The Slurm also includes energy measurements using the RAPL interface.1 The corresponding energy consumption is reported in the job output as shown on the previous page.
To obtain the raw
RAPL
measurements, one can utilize the linux Power Capping Framework through the file system.
All relevant attributes are located under /sys/devices/virtual/powercap/intel-rapl/ with the following subdirectories mapping to individual
RAPL
domains:
| Subdirectory | Domain | Explanation |
|---|---|---|
intel-rapl\:0 | package-0 | Energy consumption of CPU #1 |
intel-rapl\:0/intel-rapl\:0\:0/ | dram | Energy consumption of the DRAM for CPU #1 |
intel-rapl\:1 | package-1 | Energy consumption of CPU #2 |
intel-rapl\:1/intel-rapl\:1\:0/ | dram | Energy consumption of the DRAM for CPU #2 |
For each domain, the name file holds the name of the corresponing
RAPL
domain,
the energy_uj file holds the current value of the counter in μJoules,
and the max_energy_range_uj file the maximum value of this counter.
Note that these counters will overflow rather quickly, so they must be read more than once per minute and account for this.
However, manually reading the RAPL measurements is not so trivial. To get the energy consumption for a specific command in your job (running on a single node), proceed as follows:
First, install the Python package Energy Monitoring Tool (EMT) as well as additional required packages in a virtual environment.
# Install Python dependencies
ml python/3.11 cuda/12
python -m venv .venv
source .venv/bin/activate
pip install numba-cuda[cu12]
# Install EMT
pip install emt
# ...or from source
# git clone https://github.com/FairCompute/energy-monitoring-tool emt
# cd emt; pip install . ; cd ..
Then, inside of your job, wrap your command in a measurement to determine the energy it consumed.2
ml python/3.11 cuda/12
python -m venv .venv
source .venv/bin/activate
# Required to account for new processes being spawned
export EMT_RELOAD_PROCS=1
# TODO: Replace with command to measure
CMD="..."
# Run command and measure energy consumption
python3 - <<EOF
import emt, json, os
with emt.EnergyMonitor() as m:
os.system("""$CMD""")
e = m.consumed_energy | dict(total_J=m.total_consumed_energy)
print(json.dumps(e, indent=3))
EOF
(Python based
ML
or data processing workloads may use the EnergyMonitor context manager directly.)

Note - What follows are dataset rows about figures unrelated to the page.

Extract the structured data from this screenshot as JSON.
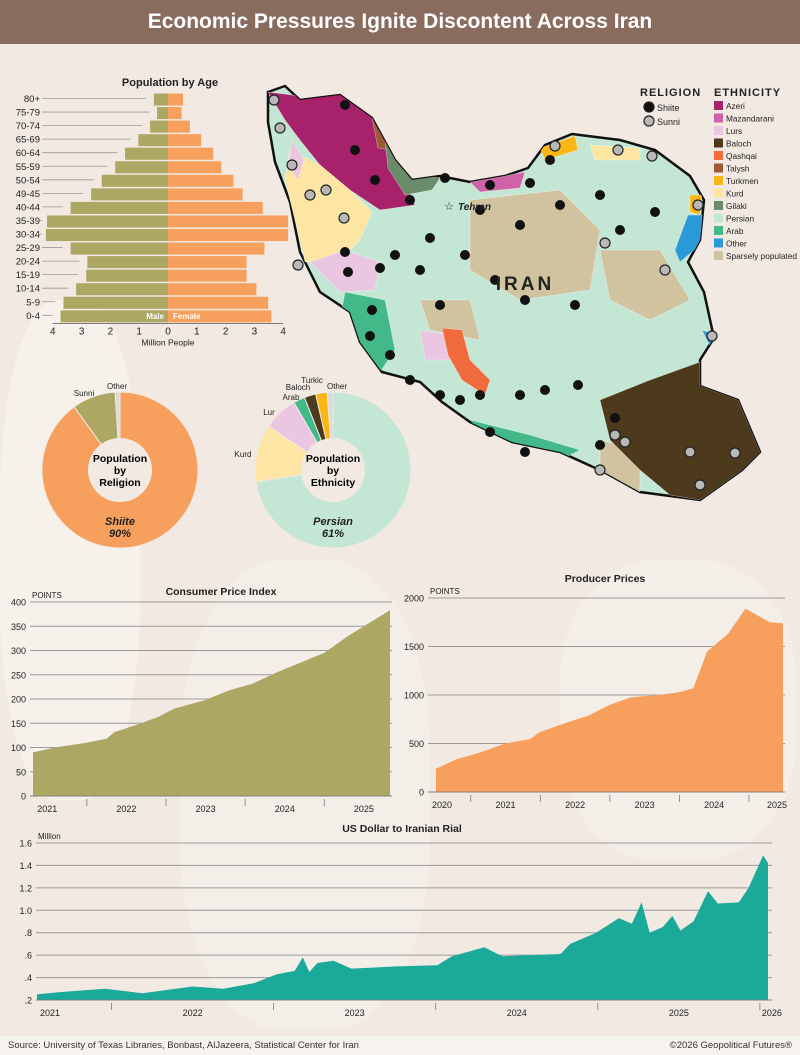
{
  "header": {
    "title": "Economic Pressures Ignite Discontent Across Iran"
  },
  "colors": {
    "male": "#aca763",
    "female": "#f7a05e",
    "cpi": "#aca763",
    "ppi": "#f7a05e",
    "rial": "#1ba99a",
    "header": "#8a6c5e"
  },
  "map": {
    "country_label": "IRAN",
    "capital_label": "Tehran",
    "religion_title": "RELIGION",
    "religion_legend": [
      {
        "label": "Shiite",
        "color": "#111111"
      },
      {
        "label": "Sunni",
        "color": "#b8b8b8"
      }
    ],
    "ethnicity_title": "ETHNICITY",
    "ethnicity_legend": [
      {
        "label": "Azeri",
        "color": "#a8226b"
      },
      {
        "label": "Mazandarani",
        "color": "#cf63a8"
      },
      {
        "label": "Lurs",
        "color": "#ebc6e0"
      },
      {
        "label": "Baloch",
        "color": "#4d3a1c"
      },
      {
        "label": "Qashqai",
        "color": "#f26b3c"
      },
      {
        "label": "Talysh",
        "color": "#9c5a34"
      },
      {
        "label": "Turkmen",
        "color": "#fbb615"
      },
      {
        "label": "Kurd",
        "color": "#fde5a3"
      },
      {
        "label": "Gilaki",
        "color": "#6b8c6b"
      },
      {
        "label": "Persian",
        "color": "#c4e6d4"
      },
      {
        "label": "Arab",
        "color": "#43b98a"
      },
      {
        "label": "Other",
        "color": "#2a9ad8"
      },
      {
        "label": "Sparsely populated",
        "color": "#d1c3a0"
      }
    ]
  },
  "chart_data": [
    {
      "type": "bar",
      "title": "Population by Age",
      "xlabel": "Million People",
      "orientation": "horizontal-pyramid",
      "xlim": [
        -4,
        4
      ],
      "xticks": [
        "4",
        "3",
        "2",
        "1",
        "0",
        "1",
        "2",
        "3",
        "4"
      ],
      "categories": [
        "80+",
        "75-79",
        "70-74",
        "65-69",
        "60-64",
        "55-59",
        "50-54",
        "49-45",
        "40-44",
        "35-39",
        "30-34",
        "25-29",
        "20-24",
        "15-19",
        "10-14",
        "5-9",
        "0-4"
      ],
      "series": [
        {
          "name": "Male",
          "values": [
            0.49,
            0.38,
            0.62,
            1.03,
            1.49,
            1.83,
            2.3,
            2.67,
            3.38,
            4.2,
            4.24,
            3.38,
            2.8,
            2.84,
            3.19,
            3.63,
            3.73
          ]
        },
        {
          "name": "Female",
          "values": [
            0.52,
            0.47,
            0.76,
            1.15,
            1.57,
            1.85,
            2.27,
            2.59,
            3.29,
            4.17,
            4.17,
            3.35,
            2.73,
            2.73,
            3.07,
            3.48,
            3.59
          ]
        }
      ]
    },
    {
      "type": "pie",
      "title": "Population by Religion",
      "center_label": "Shiite",
      "center_value": "90%",
      "slices": [
        {
          "label": "Shiite",
          "value": 90,
          "color": "#f7a05e"
        },
        {
          "label": "Sunni",
          "value": 9,
          "color": "#aca763"
        },
        {
          "label": "Other",
          "value": 1,
          "color": "#d6dbe0"
        }
      ]
    },
    {
      "type": "pie",
      "title": "Population by Ethnicity",
      "center_label": "Persian",
      "center_value": "61%",
      "slices": [
        {
          "label": "Persian",
          "value": 61,
          "color": "#c4e6d4"
        },
        {
          "label": "Kurd",
          "value": 10,
          "color": "#fde5a3"
        },
        {
          "label": "Lur",
          "value": 6,
          "color": "#ebc6e0"
        },
        {
          "label": "Arab",
          "value": 2,
          "color": "#43b98a"
        },
        {
          "label": "Baloch",
          "value": 2,
          "color": "#4d3a1c"
        },
        {
          "label": "Turkic",
          "value": 2,
          "color": "#fbb615"
        },
        {
          "label": "Other",
          "value": 1,
          "color": "#d6dbe0"
        }
      ]
    },
    {
      "type": "area",
      "title": "Consumer Price Index",
      "ylabel": "POINTS",
      "ylim": [
        0,
        400
      ],
      "yticks": [
        0,
        50,
        100,
        150,
        200,
        250,
        300,
        350,
        400
      ],
      "grid": true,
      "xticks": [
        "2021",
        "2022",
        "2023",
        "2024",
        "2025"
      ],
      "points": [
        [
          2021.32,
          90
        ],
        [
          2021.6,
          100
        ],
        [
          2022.0,
          110
        ],
        [
          2022.25,
          118
        ],
        [
          2022.35,
          132
        ],
        [
          2022.6,
          145
        ],
        [
          2022.9,
          163
        ],
        [
          2023.1,
          180
        ],
        [
          2023.5,
          198
        ],
        [
          2023.8,
          218
        ],
        [
          2024.1,
          232
        ],
        [
          2024.4,
          255
        ],
        [
          2024.7,
          275
        ],
        [
          2025.0,
          295
        ],
        [
          2025.3,
          330
        ],
        [
          2025.83,
          383
        ]
      ]
    },
    {
      "type": "area",
      "title": "Producer Prices",
      "ylabel": "POINTS",
      "ylim": [
        0,
        2000
      ],
      "yticks": [
        0,
        500,
        1000,
        1500,
        2000
      ],
      "grid": true,
      "xticks": [
        "2020",
        "2021",
        "2022",
        "2023",
        "2024",
        "2025"
      ],
      "points": [
        [
          2020.5,
          240
        ],
        [
          2020.8,
          340
        ],
        [
          2021.1,
          400
        ],
        [
          2021.5,
          500
        ],
        [
          2021.85,
          545
        ],
        [
          2022.0,
          620
        ],
        [
          2022.4,
          720
        ],
        [
          2022.7,
          790
        ],
        [
          2023.0,
          900
        ],
        [
          2023.3,
          975
        ],
        [
          2023.7,
          1000
        ],
        [
          2024.0,
          1030
        ],
        [
          2024.2,
          1070
        ],
        [
          2024.4,
          1450
        ],
        [
          2024.7,
          1630
        ],
        [
          2024.95,
          1890
        ],
        [
          2025.3,
          1750
        ],
        [
          2025.49,
          1740
        ]
      ]
    },
    {
      "type": "area",
      "title": "US Dollar to Iranian Rial",
      "ylabel": "Million",
      "ylim": [
        0.2,
        1.6
      ],
      "yticks": [
        ".2",
        ".4",
        ".6",
        ".8",
        "1.0",
        "1.2",
        "1.4",
        "1.6"
      ],
      "grid": true,
      "xticks": [
        "2021",
        "2022",
        "2023",
        "2024",
        "2025",
        "2026"
      ],
      "points": [
        [
          2021.54,
          0.25
        ],
        [
          2021.68,
          0.27
        ],
        [
          2021.96,
          0.3
        ],
        [
          2022.19,
          0.26
        ],
        [
          2022.5,
          0.32
        ],
        [
          2022.69,
          0.3
        ],
        [
          2022.88,
          0.35
        ],
        [
          2023.02,
          0.43
        ],
        [
          2023.13,
          0.46
        ],
        [
          2023.18,
          0.58
        ],
        [
          2023.22,
          0.45
        ],
        [
          2023.27,
          0.53
        ],
        [
          2023.37,
          0.55
        ],
        [
          2023.48,
          0.48
        ],
        [
          2023.76,
          0.5
        ],
        [
          2024.01,
          0.51
        ],
        [
          2024.1,
          0.59
        ],
        [
          2024.3,
          0.67
        ],
        [
          2024.41,
          0.59
        ],
        [
          2024.77,
          0.61
        ],
        [
          2024.83,
          0.7
        ],
        [
          2024.99,
          0.8
        ],
        [
          2025.13,
          0.93
        ],
        [
          2025.21,
          0.88
        ],
        [
          2025.27,
          1.07
        ],
        [
          2025.32,
          0.8
        ],
        [
          2025.4,
          0.85
        ],
        [
          2025.46,
          0.95
        ],
        [
          2025.51,
          0.82
        ],
        [
          2025.59,
          0.9
        ],
        [
          2025.68,
          1.17
        ],
        [
          2025.74,
          1.06
        ],
        [
          2025.87,
          1.07
        ],
        [
          2025.93,
          1.2
        ],
        [
          2026.02,
          1.49
        ],
        [
          2026.05,
          1.42
        ]
      ]
    }
  ],
  "footer": {
    "source": "Source: University of Texas Libraries, Bonbast, AlJazeera, Statistical Center for Iran",
    "copyright": "©2026 Geopolitical Futures®"
  }
}
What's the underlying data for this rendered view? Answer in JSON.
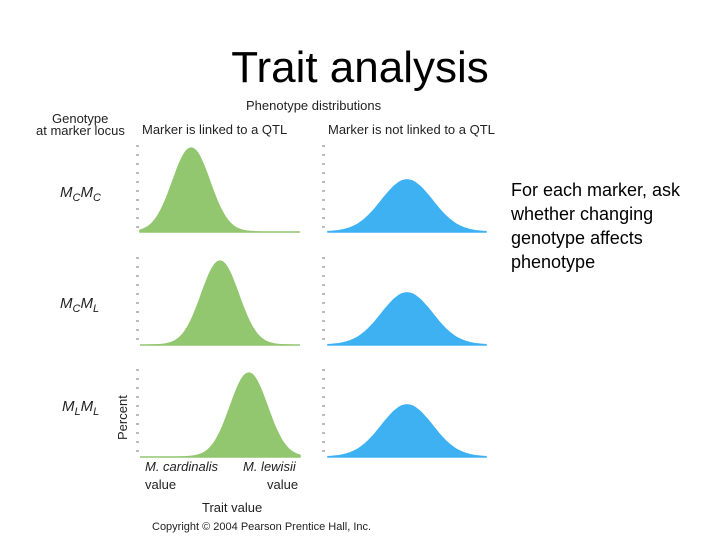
{
  "slide": {
    "title": "Trait analysis",
    "note": "For each marker, ask whether changing genotype affects phenotype"
  },
  "figure": {
    "header": "Phenotype distributions",
    "genotype_label_line1": "Genotype",
    "genotype_label_line2": "at marker locus",
    "columns": {
      "linked": "Marker is linked to a QTL",
      "not_linked": "Marker is not linked to a QTL"
    },
    "rows": [
      {
        "geno": "M",
        "a1": "C",
        "a2": "C",
        "linked_peak": 0.32,
        "not_linked_peak": 0.5
      },
      {
        "geno": "M",
        "a1": "C",
        "a2": "L",
        "linked_peak": 0.5,
        "not_linked_peak": 0.5
      },
      {
        "geno": "M",
        "a1": "L",
        "a2": "L",
        "linked_peak": 0.68,
        "not_linked_peak": 0.5
      }
    ],
    "y_axis_label": "Percent",
    "x_axis_label": "Trait value",
    "left_value_line1": "M. cardinalis",
    "left_value_line2": "value",
    "right_value_line1": "M. lewisii",
    "right_value_line2": "value",
    "copyright": "Copyright © 2004 Pearson Prentice Hall, Inc.",
    "colors": {
      "linked": "#92c66f",
      "not_linked": "#3db1f2"
    }
  }
}
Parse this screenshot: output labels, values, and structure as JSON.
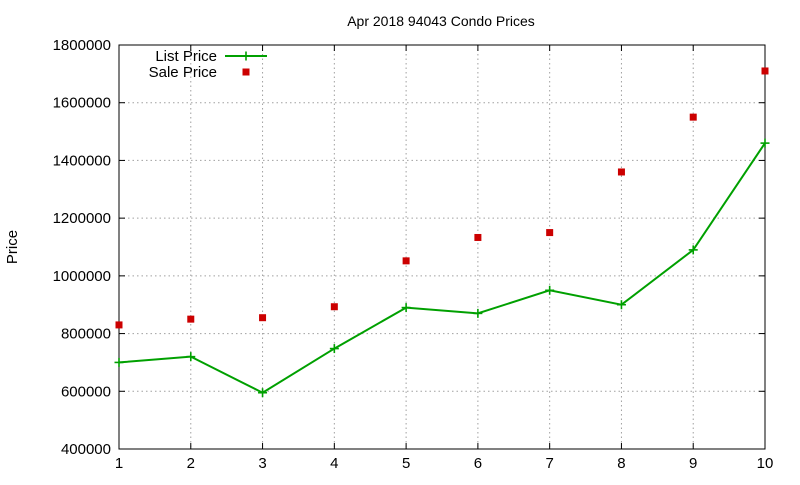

Alternatively, you can use pyRAPL in a similar fashion which does not however support measuring
GPU
energy.
Since RAPL does not capture the full energy consumption (including I/O , networking, etc.), custom software is provided to measure the input power using IPMI . The following commands can be used to measure the total power/energy consumption of the corresponding HSUper compute nodes:
# MPI is required (even for measuring non-MPI applications)
ml intel-oneapi-mpi
POWER_LOG=job-power-$SLURM_JOB_ID.csv
# Measure power at 3 sec interval
power-watch start 3000 $POWER_LOG
# TODO: Replace with command to measure
srun ...
# Stop the (latest) measurement
power-watch stop
# Compute and output the total energy consumption
power-watch aggregate $POWER_LOG
⚠ Note: On HSUper, the Slurm AcctGatherEnergy RAPL plugin is used. Earlier version of this plugin have a bug and the implementation of the RAPL interface is different between architectures. Therefore, energy measurements (capturing the CPU and DRAM) may vary significantly between different hardware platforms and cannot be directly compared or taken as the true energy consumption of the system. ↩︎
⚠ Note: This only works for single node jobs. ↩︎